Kool Shen : A la télévision, tu te retrouves face à des politiciens surentraînés, qui font tout pour t’énerver et nous, on n’est pas formés pour la télé. Ce qui nous prend la tête en ce moment, c’est qu’on commence par interdire des gens comme nous et qu’on se demande jusqu’où ça peut aller. Un groupe de rap, des livres dans des bibliothèques du Var, et ensuite ? Le nazisme et le fascisme, ça part comme ça : on commence par censurer la culture. C’est ça qui est inquiétant, cette montée du fascisme qu’on ne voit pas s’arrêter… En même temps, l’affaire a été jugée dans le Var et on sait très bien qu’ailleurs elle n’aurait pas été jugée de la même façon. On est aussi conscients que cette histoire a eu lieu parce que le juge qui a rendu le verdict n’avait pas d’assesseur une forme de procédure contre laquelle le syndicat des avocats s’est élevé. Alors, il faut un peu relativiser tout ça : on parle du cas précis d’un juge, situé dans le Var. Un ancien flic qui a quand même fait des procès assez bizarres, du genre condamner un des voisins du tribunal parce qu’il étendait du linge à ses fenêtres. Mais malgré tout, ce qu’il faut retenir, c’est ça : l’atteinte à la liberté d’expression.

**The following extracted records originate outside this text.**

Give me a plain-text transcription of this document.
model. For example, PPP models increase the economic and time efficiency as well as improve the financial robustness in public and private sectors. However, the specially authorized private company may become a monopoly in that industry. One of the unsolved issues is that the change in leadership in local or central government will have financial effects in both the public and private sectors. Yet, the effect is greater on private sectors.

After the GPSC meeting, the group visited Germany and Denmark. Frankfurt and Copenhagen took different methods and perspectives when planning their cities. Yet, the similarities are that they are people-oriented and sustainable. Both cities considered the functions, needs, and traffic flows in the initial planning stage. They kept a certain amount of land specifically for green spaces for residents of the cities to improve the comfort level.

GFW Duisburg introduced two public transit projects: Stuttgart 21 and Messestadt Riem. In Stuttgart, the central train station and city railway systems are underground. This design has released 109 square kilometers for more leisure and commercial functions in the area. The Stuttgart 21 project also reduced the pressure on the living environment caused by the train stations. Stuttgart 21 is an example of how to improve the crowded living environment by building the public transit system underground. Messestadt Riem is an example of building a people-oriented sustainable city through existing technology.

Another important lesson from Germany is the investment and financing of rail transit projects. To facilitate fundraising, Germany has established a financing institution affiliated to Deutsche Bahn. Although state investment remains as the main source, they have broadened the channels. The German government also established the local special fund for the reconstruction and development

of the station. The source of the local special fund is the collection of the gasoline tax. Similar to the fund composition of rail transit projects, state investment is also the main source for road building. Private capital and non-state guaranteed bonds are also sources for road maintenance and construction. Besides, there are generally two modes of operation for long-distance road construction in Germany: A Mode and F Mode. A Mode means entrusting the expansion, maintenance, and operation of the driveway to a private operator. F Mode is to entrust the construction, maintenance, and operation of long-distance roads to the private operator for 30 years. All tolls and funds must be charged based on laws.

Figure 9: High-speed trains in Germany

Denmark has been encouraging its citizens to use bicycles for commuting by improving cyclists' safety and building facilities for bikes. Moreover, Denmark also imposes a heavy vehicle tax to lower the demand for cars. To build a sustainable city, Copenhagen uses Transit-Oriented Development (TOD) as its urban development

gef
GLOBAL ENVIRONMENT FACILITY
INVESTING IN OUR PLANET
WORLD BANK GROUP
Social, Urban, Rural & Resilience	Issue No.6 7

La décision du juge serait donc liée au contexte politique : en banlieue parisienne, le verdict aurait été différent.
Kool Shen : Probablement. Disons qu’il y a eu un concours de circonstances.

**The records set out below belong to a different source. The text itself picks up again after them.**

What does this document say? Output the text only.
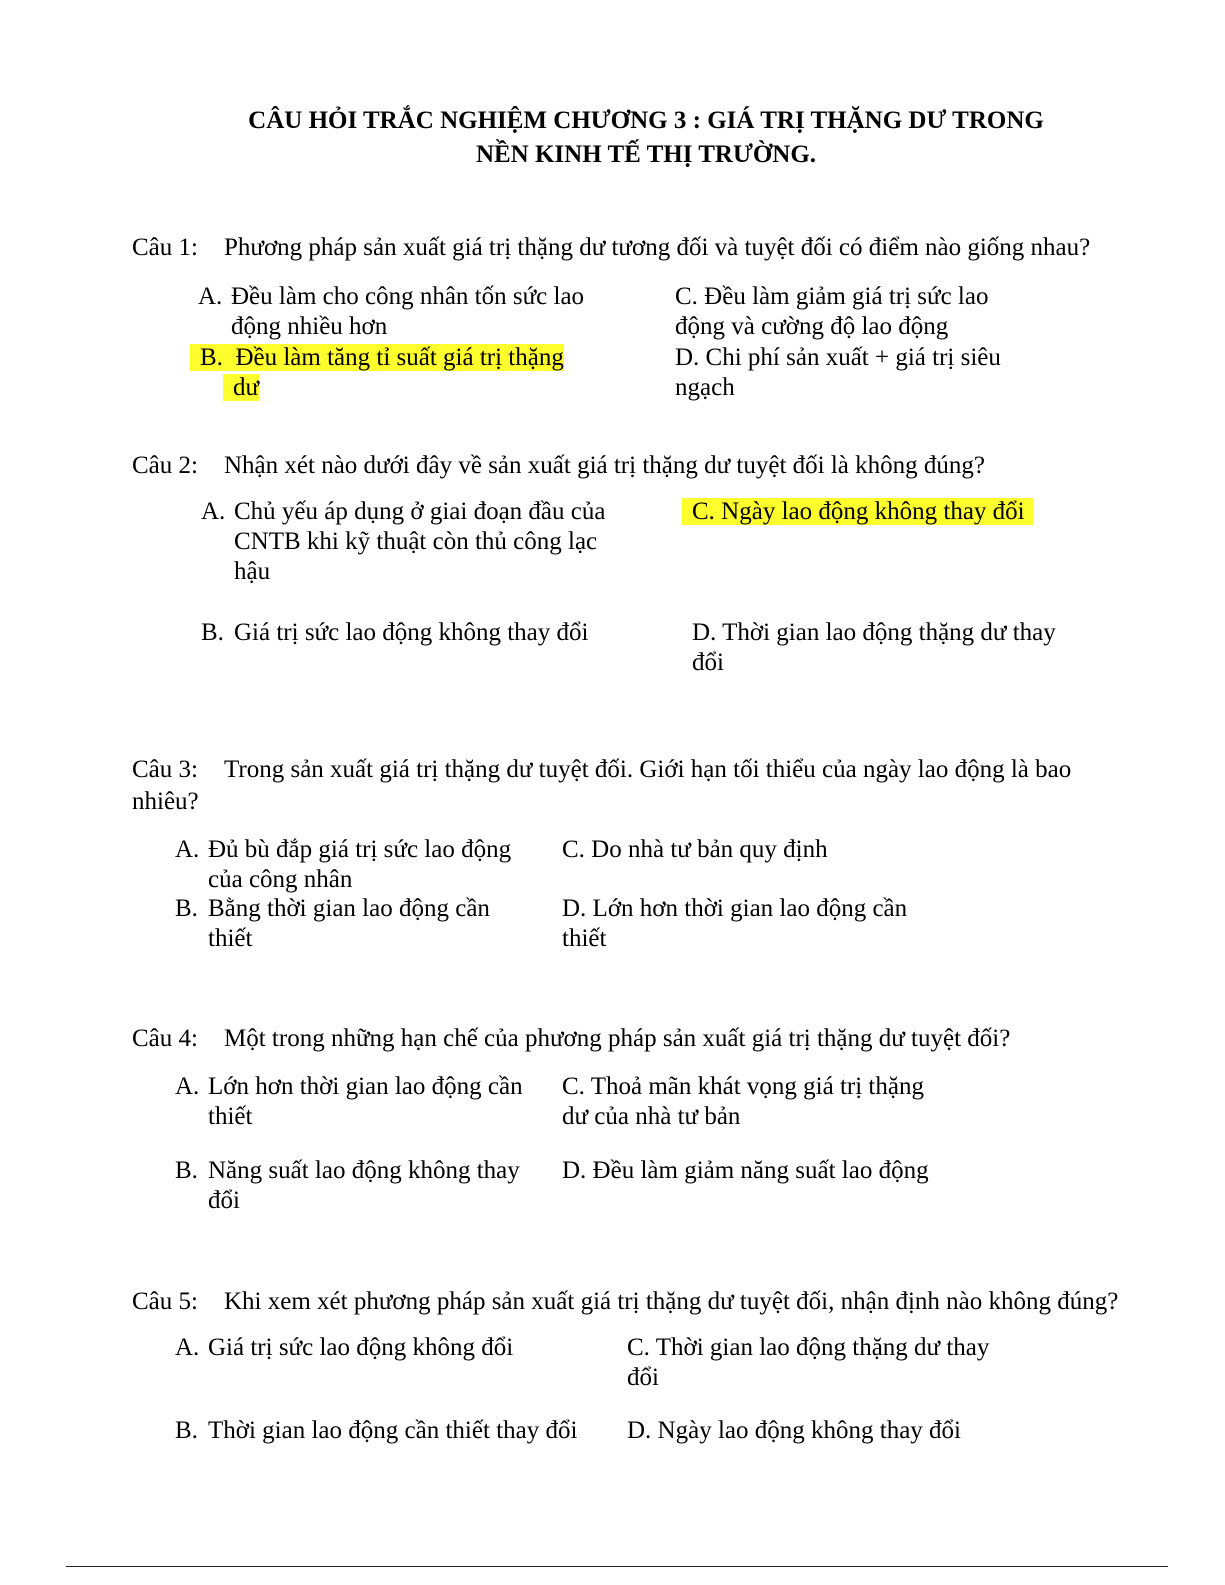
CÂU HỎI TRẮC NGHIỆM CHƯƠNG 3 : GIÁ TRỊ THẶNG DƯ TRONG
NỀN KINH TẾ THỊ TRƯỜNG.
Câu 1: Phương pháp sản xuất giá trị thặng dư tương đối và tuyệt đối có điểm nào giống nhau?
A. Đều làm cho công nhân tốn sức lao
động nhiều hơn
B. Đều làm tăng tỉ suất giá trị thặng
dư
C. Đều làm giảm giá trị sức lao
động và cường độ lao động
D. Chi phí sản xuất + giá trị siêu
ngạch
Câu 2: Nhận xét nào dưới đây về sản xuất giá trị thặng dư tuyệt đối là không đúng?
A. Chủ yếu áp dụng ở giai đoạn đầu của
CNTB khi kỹ thuật còn thủ công lạc
hậu
B. Giá trị sức lao động không thay đổi
C. Ngày lao động không thay đổi
D. Thời gian lao động thặng dư thay
đổi
Câu 3: Trong sản xuất giá trị thặng dư tuyệt đối. Giới hạn tối thiểu của ngày lao động là bao
nhiêu?
A. Đủ bù đắp giá trị sức lao động
của công nhân
B. Bằng thời gian lao động cần
thiết
C. Do nhà tư bản quy định
D. Lớn hơn thời gian lao động cần
thiết
Câu 4: Một trong những hạn chế của phương pháp sản xuất giá trị thặng dư tuyệt đối?
A. Lớn hơn thời gian lao động cần
thiết
B. Năng suất lao động không thay
đổi
C. Thoả mãn khát vọng giá trị thặng
dư của nhà tư bản
D. Đều làm giảm năng suất lao động
Câu 5: Khi xem xét phương pháp sản xuất giá trị thặng dư tuyệt đối, nhận định nào không đúng?
A. Giá trị sức lao động không đổi
B. Thời gian lao động cần thiết thay đổi
C. Thời gian lao động thặng dư thay
đổi
D. Ngày lao động không thay đổi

Joey Starr : On l’a très bien vu lorsqu’on est allés chez le procureur pour l’enquête. Il nous a demandé d’expliquer le texte du morceau où on parle de la police et il n’a rien compris à ce qu’on lui racontait. Contrôle au faciès, par exemple, il ne connaissait pas. Pour lui, c’était une invention de journalistes, pas une réalité. Tout le rapport jeunes-flics, c’était complètement flou dans son esprit. Pour lui, les flics sont là pour protéger les citoyens, point final. On avait l’impression qu’il venait d’une autre planète.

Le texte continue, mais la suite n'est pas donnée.